Se oyó un suspiro exasperado al otro lado, luego un zumbido y la puerta se abrió.
El vestíbulo estaba frío y en silencio. Pero no era el silencio del duelo, sino el del miedo. Nuestros pasos resonaron por el pasillo. Estábamos entrando en terreno peligroso y el edificio parecía estar deseando protestar.
Bajamos las escaleras hasta el sótano. Las baldosas parecían brillar, recién fregadas. Larkin debía de haber hecho limpieza cuando la policía abandonó la escena del crimen. Un cambio radical desde la última vez que yo había estado allí.
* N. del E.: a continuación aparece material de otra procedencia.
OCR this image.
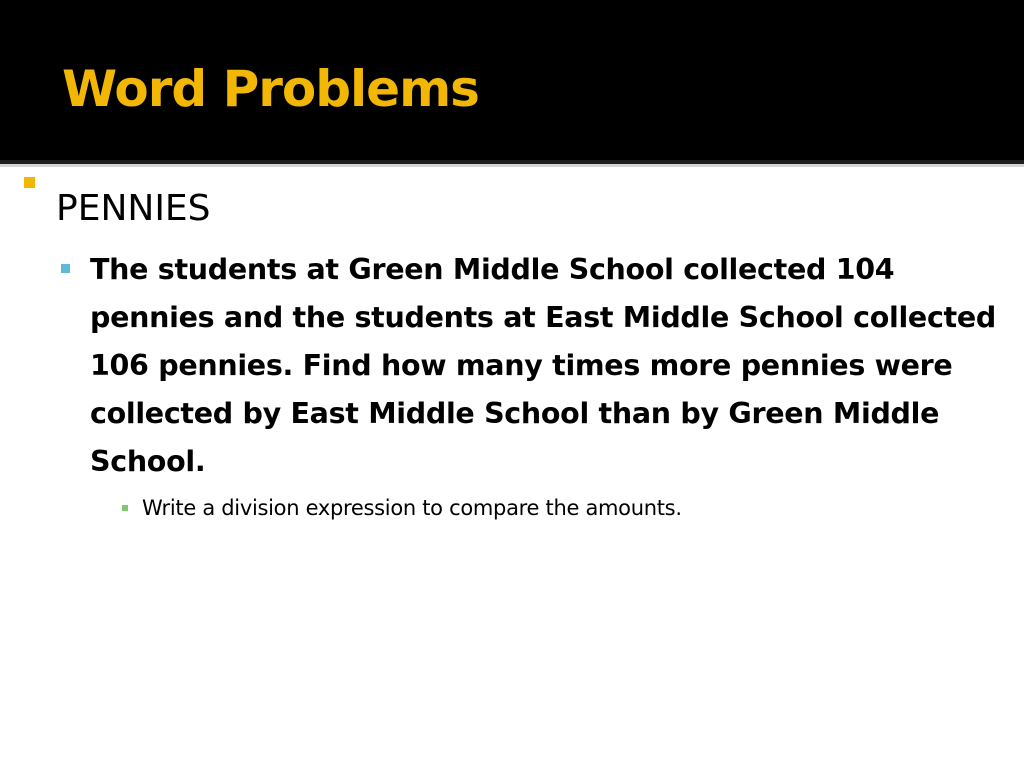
Word Problems
PENNIES
The students at Green Middle School collected 104 pennies and the students at East Middle School collected 106 pennies. Find how many times more pennies were collected by East Middle School than by Green Middle School.
Write a division expression to compare the amounts.
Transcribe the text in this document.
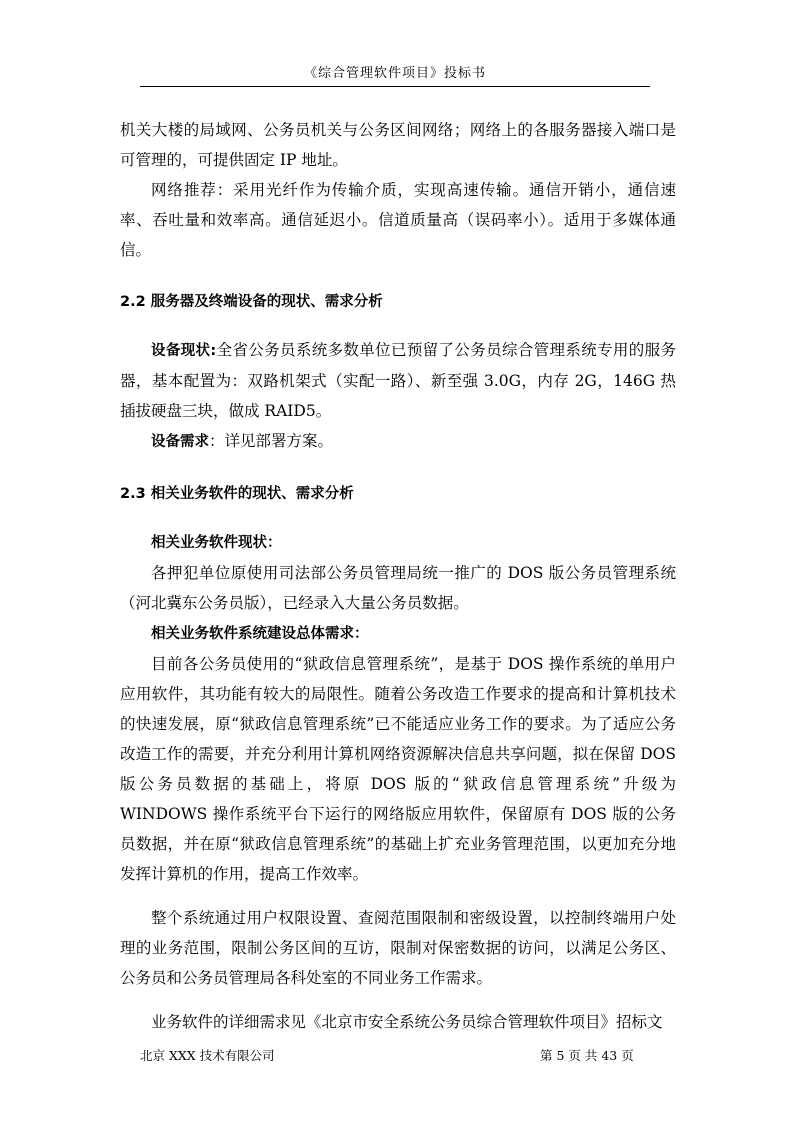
《综合管理软件项目》投标书

机关大楼的局域网、公务员机关与公务区间网络；网络上的各服务器接入端口是可管理的，可提供固定 IP 地址。

网络推荐：采用光纤作为传输介质，实现高速传输。通信开销小，通信速率、吞吐量和效率高。通信延迟小。信道质量高（误码率小）。适用于多媒体通信。

2.2 服务器及终端设备的现状、需求分析

设备现状:全省公务员系统多数单位已预留了公务员综合管理系统专用的服务器，基本配置为：双路机架式（实配一路）、新至强 3.0G，内存 2G，146G 热插拔硬盘三块，做成 RAID5。

设备需求：详见部署方案。

2.3 相关业务软件的现状、需求分析

相关业务软件现状：

各押犯单位原使用司法部公务员管理局统一推广的 DOS 版公务员管理系统（河北冀东公务员版），已经录入大量公务员数据。

相关业务软件系统建设总体需求：

目前各公务员使用的“狱政信息管理系统”，是基于 DOS 操作系统的单用户应用软件，其功能有较大的局限性。随着公务改造工作要求的提高和计算机技术的快速发展，原“狱政信息管理系统”已不能适应业务工作的要求。为了适应公务改造工作的需要，并充分利用计算机网络资源解决信息共享问题，拟在保留 DOS 版公务员数据的基础上，将原 DOS 版的“狱政信息管理系统”升级为 WINDOWS 操作系统平台下运行的网络版应用软件，保留原有 DOS 版的公务员数据，并在原“狱政信息管理系统”的基础上扩充业务管理范围，以更加充分地发挥计算机的作用，提高工作效率。

整个系统通过用户权限设置、查阅范围限制和密级设置，以控制终端用户处理的业务范围，限制公务区间的互访，限制对保密数据的访问，以满足公务区、公务员和公务员管理局各科处室的不同业务工作需求。

业务软件的详细需求见《北京市安全系统公务员综合管理软件项目》招标文

北京 XXX 技术有限公司	第 5 页 共 43 页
Llegamos al apartamento B1. Miré a Amanda, le dije «gracias» moviendo los labios sin emitir sonido.
– De nada -contestó del mismo modo.
Me saqué del bolsillo un grueso rotulador negro que había comprado en Union Station por noventa y nueve centavos y lo puse en el suelo, junto a la jamba de la puerta.
Doblé la esquina para que no se me viera desde el apartamento de Larkin. Noté en la nuca el vapor que salía del cuarto de calderas. Mientras me quitaba el sudor de los ojos, oí llamar a Amanda a la puerta.
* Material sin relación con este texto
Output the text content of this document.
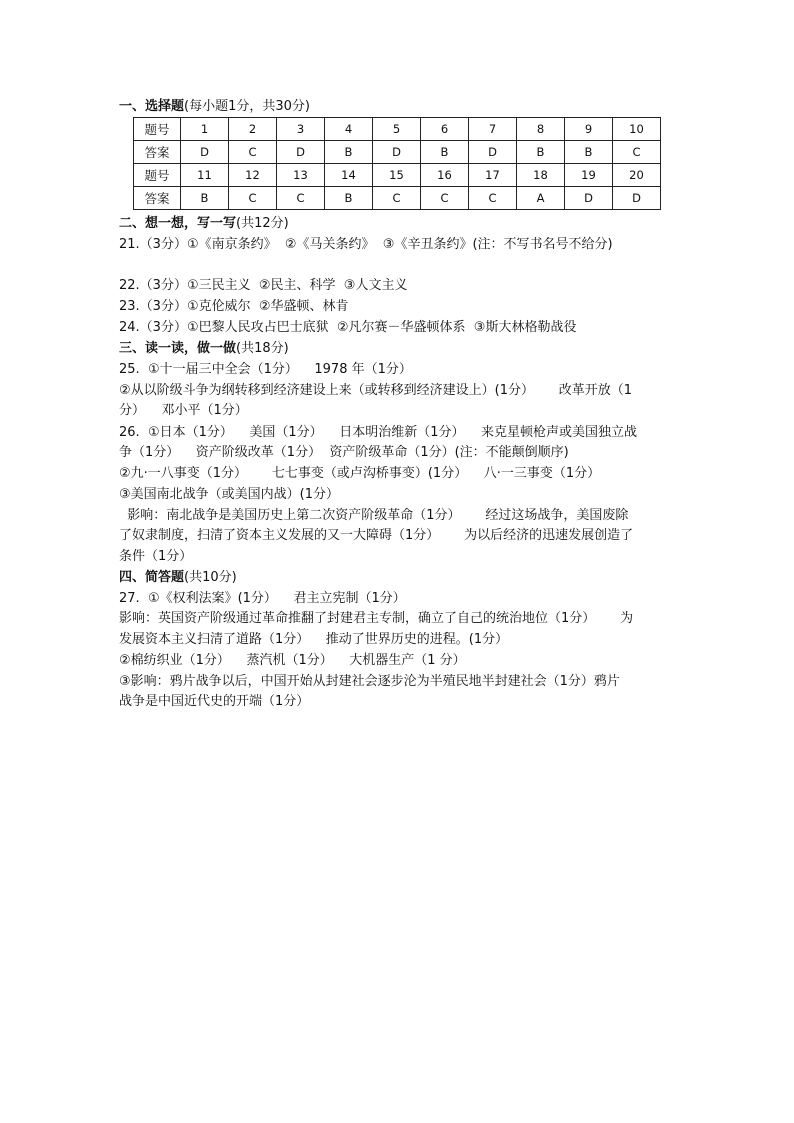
一、选择题(每小题1分，共30分)
题号	1	2	3	4	5	6	7	8	9	10
答案	D	C	D	B	D	B	D	B	B	C
题号	11	12	13	14	15	16	17	18	19	20
答案	B	C	C	B	C	C	C	A	D	D
二、想一想，写一写(共12分)
21.（3分）①《南京条约》  ②《马关条约》  ③《辛丑条约》(注：不写书名号不给分)
22.（3分）①三民主义  ②民主、科学  ③人文主义
23.（3分）①克伦威尔  ②华盛顿、林肯
24.（3分）①巴黎人民攻占巴士底狱  ②凡尔赛－华盛顿体系  ③斯大林格勒战役
三、读一读，做一做(共18分)
25.  ①十一届三中全会（1分）    1978 年（1分）
②从以阶级斗争为纲转移到经济建设上来（或转移到经济建设上）(1分）      改革开放（1
分）    邓小平（1分）
26.  ①日本（1分）    美国（1分）    日本明治维新（1分）    来克星顿枪声或美国独立战
争（1分）    资产阶级改革（1分）  资产阶级革命（1分）(注：不能颠倒顺序)
②九·一八事变（1分）      七七事变（或卢沟桥事变）(1分）    八·一三事变（1分）
③美国南北战争（或美国内战）(1分）
影响：南北战争是美国历史上第二次资产阶级革命（1分）      经过这场战争，美国废除
了奴隶制度，扫清了资本主义发展的又一大障碍（1分）      为以后经济的迅速发展创造了
条件（1分）
四、简答题(共10分)
27.  ①《权利法案》(1分）    君主立宪制（1分）
影响：英国资产阶级通过革命推翻了封建君主专制，确立了自己的统治地位（1分）      为
发展资本主义扫清了道路（1分）    推动了世界历史的进程。(1分）
②棉纺织业（1分）    蒸汽机（1分）    大机器生产（1 分）
③影响：鸦片战争以后，中国开始从封建社会逐步沦为半殖民地半封建社会（1分）鸦片
战争是中国近代史的开端（1分）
Oí el chirrido de unas bisagras que no veían aceite lubricante desde hacía muchas lunas y luego una voz gutural que decía:
– Entonces, ¿está buscando apartamento?
– Sí, eh, mi amigo dice que había oído que aquí tienen unos cuantos libres, y confiaba en que hubiera alguno disponible. Necesito alquilar uno lo antes posible -su voz sonaba infantil y candorosa, como una niña que, al pedir una galleta, esperara una palmada en la mano. Grady Larkin se aclaró la garganta. Parecía tener un litro de flemas.
– ¿Y dice que la ha dejado su novio?
Casi lo veía apoyado contra el quicio de la puerta, intentando ponerse seductor, con los brazos cruzados para enseñar los bíceps. Amanda debía de estar haciendo esfuerzos por no reírse.
– Sí. ¿Se lo puede creer?
– No, desde luego que no. Menudo capullo.
Me imaginé sus ojos tocando a Amanda, y se me erizó la piel.
– Tengo unos cuantos huecos libres, puede que dentro de poco haya más. Ha habido algunos, eh, ¿cómo se dice? Algunos incidentes aquí últimamente.
– ¿Ah, sí? -dijo Amanda-. ¿Qué clase de incidentes?
– Nada de importancia -contestó Larkin-. Creo que puedo ayudarla.
Durante nuestro viaje, yo había empezado a sentir que tenía que proteger a Amanda, a pesar de su ironía intrínseca. Ella no había hecho otra cosa que ayudarme a sobrevivir desde que nos conocíamos, arriesgando su vida y su futuro. Creía en mí. Yo sólo esperaba merecérmelo. Y me dolía estar allí escondido mientras un cerdo como Larkin intentaba hacer de Marlon Brando en sus años mozos.
– A ver -dijo Larkin. Oí un crujido de papeles-. Tengo un apartamento que acaba de quedar libre en la cuarta planta y otro en la primera que estará disponible a finales de mes.
– ¿Tienen televisión por cable y acceso a internet?